Target material: Sn, Si, Ti, NiCr (80 wt% Ni, 20 wt% Cr), Al.

On the front of the layer systems was a sheet resistance of 150 ohms measured per square, on the back became a sheet resistance measured from 240 ohms per square. These are relatively low surface resistances.

By Grounding of the surfaces Therefore, the static charge can be reduced or even canceled become.

In order to will be the desired Antistatic effect achieved.

5 shows an embodiment of the system discussed above in the introduction, consisting of two layers on the front 2 of the substrate 1 , The "first" applied to the substrate layer replaces the two-layer system 5 the reference number 17 ,

This is followed by the viewer to the "second" layer 18 ,

For the "first" shift 17 and the "second" layer 18 of the two-layer system 5 those data on the chemical compositions, the layer thicknesses, the refractive indices and those combinations of these data are used, which for the layers 5 and 6 of the 1 and 2 described above and in the introduction to the description.

The for the layers 5 and 6 in the introduction to the description and in connection with the 1 and 2 described alternative embodiments also apply to the two-layer system, as for example in 5 with the "first" layer 17 and the "second" layer 18 is pictured.

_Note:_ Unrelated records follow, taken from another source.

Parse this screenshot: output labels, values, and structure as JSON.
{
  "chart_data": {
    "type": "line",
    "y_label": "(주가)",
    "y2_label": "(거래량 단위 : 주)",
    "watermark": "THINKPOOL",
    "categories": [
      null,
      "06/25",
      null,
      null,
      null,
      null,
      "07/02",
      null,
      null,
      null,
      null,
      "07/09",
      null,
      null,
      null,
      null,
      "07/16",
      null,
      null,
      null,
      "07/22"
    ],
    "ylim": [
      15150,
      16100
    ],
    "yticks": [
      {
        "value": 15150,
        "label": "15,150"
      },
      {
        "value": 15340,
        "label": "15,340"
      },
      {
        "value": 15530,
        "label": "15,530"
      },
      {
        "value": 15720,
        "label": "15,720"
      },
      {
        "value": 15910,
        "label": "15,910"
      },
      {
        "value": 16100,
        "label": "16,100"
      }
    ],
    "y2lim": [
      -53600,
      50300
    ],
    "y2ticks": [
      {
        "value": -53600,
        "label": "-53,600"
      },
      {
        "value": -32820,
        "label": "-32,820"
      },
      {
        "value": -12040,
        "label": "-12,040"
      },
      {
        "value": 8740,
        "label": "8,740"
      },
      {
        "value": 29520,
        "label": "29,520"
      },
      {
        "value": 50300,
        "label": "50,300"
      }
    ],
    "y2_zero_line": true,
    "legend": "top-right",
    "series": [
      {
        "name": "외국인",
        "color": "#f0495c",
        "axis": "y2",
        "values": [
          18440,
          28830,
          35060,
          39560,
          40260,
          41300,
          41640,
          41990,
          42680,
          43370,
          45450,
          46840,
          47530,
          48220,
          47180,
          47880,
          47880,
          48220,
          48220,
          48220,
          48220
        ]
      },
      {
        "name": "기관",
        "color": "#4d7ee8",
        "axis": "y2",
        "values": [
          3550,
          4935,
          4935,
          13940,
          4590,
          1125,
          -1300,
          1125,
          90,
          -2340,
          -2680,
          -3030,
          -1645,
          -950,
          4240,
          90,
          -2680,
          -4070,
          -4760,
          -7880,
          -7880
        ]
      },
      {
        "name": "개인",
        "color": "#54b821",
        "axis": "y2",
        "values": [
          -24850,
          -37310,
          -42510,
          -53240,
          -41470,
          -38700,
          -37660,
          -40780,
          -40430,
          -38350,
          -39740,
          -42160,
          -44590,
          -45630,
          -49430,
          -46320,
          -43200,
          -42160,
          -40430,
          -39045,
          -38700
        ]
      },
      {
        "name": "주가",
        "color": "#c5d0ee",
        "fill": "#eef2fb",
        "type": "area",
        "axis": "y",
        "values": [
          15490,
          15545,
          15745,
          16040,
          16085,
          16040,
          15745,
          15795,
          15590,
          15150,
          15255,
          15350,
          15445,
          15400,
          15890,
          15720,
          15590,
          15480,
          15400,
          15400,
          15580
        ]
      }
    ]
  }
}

The "first" layer corresponds to this 17 of the two-layer system of 5 the layer 5 the layer systems of 1 and 2 ,

The "second" layer 18 of the two-layer system of 5 equivalent. the layer 6 the layer systems of 1 and 2 ,

The surface resistances of the two-layer system correspond to those of the systems according to 1 and 2 ,

1

substrate Glass

2

front

3

Arrow, line of sight

4

"first" layer of the 1 and 2

5

"second" layer of 1 and 2

6

"third" layer of the 1 and 2

7

Bonding layer

8th

Back layer

9

back

10

abscissa

11

left ordinate

12

right ordinate

13

transmission curve

14

reflection curve

15

transmission curve

16

reflection curve

17

"first" layer of the 5

18

"second" layer of 5

Claims (3)

Optically effective layer system for substrates, wherein the layer system has a high antireflection effect, characterized in that on the front side facing a viewer of a substrate ( 1 ) in the local order from the substrate ( 1 ) to the viewer a first on the substrate ( 1 ), forming a dielectric, metal oxide-containing layer ( 4 ) with a layer thickness of 80 Å +/- 20%, thereon a second nitride-containing layer ( 5 ) is arranged with a layer thickness of 130 Å +/- 20%, on the rear side of the substrate (1) a TiN _x layer ( 8th ) is arranged with a layer thickness of 40 to 150 Å and the substrate ( 1 ) is transparent and has a refractive index of 1.5 to 1.65. An optically acting layer system for substrates according to claim 1, characterized in that for at least one of the nitride-containing layers ( 5 . 8th ) Stoichiometric TiN _x with x in the range of 1 to 1.16 is used. An optically acting layer system for substrates according to claim 1, characterized in that for all the nitride-containing layers ( 5 . 8th ) Stoichiometric TiN _x with x in the range of 1 to 1.16 is used.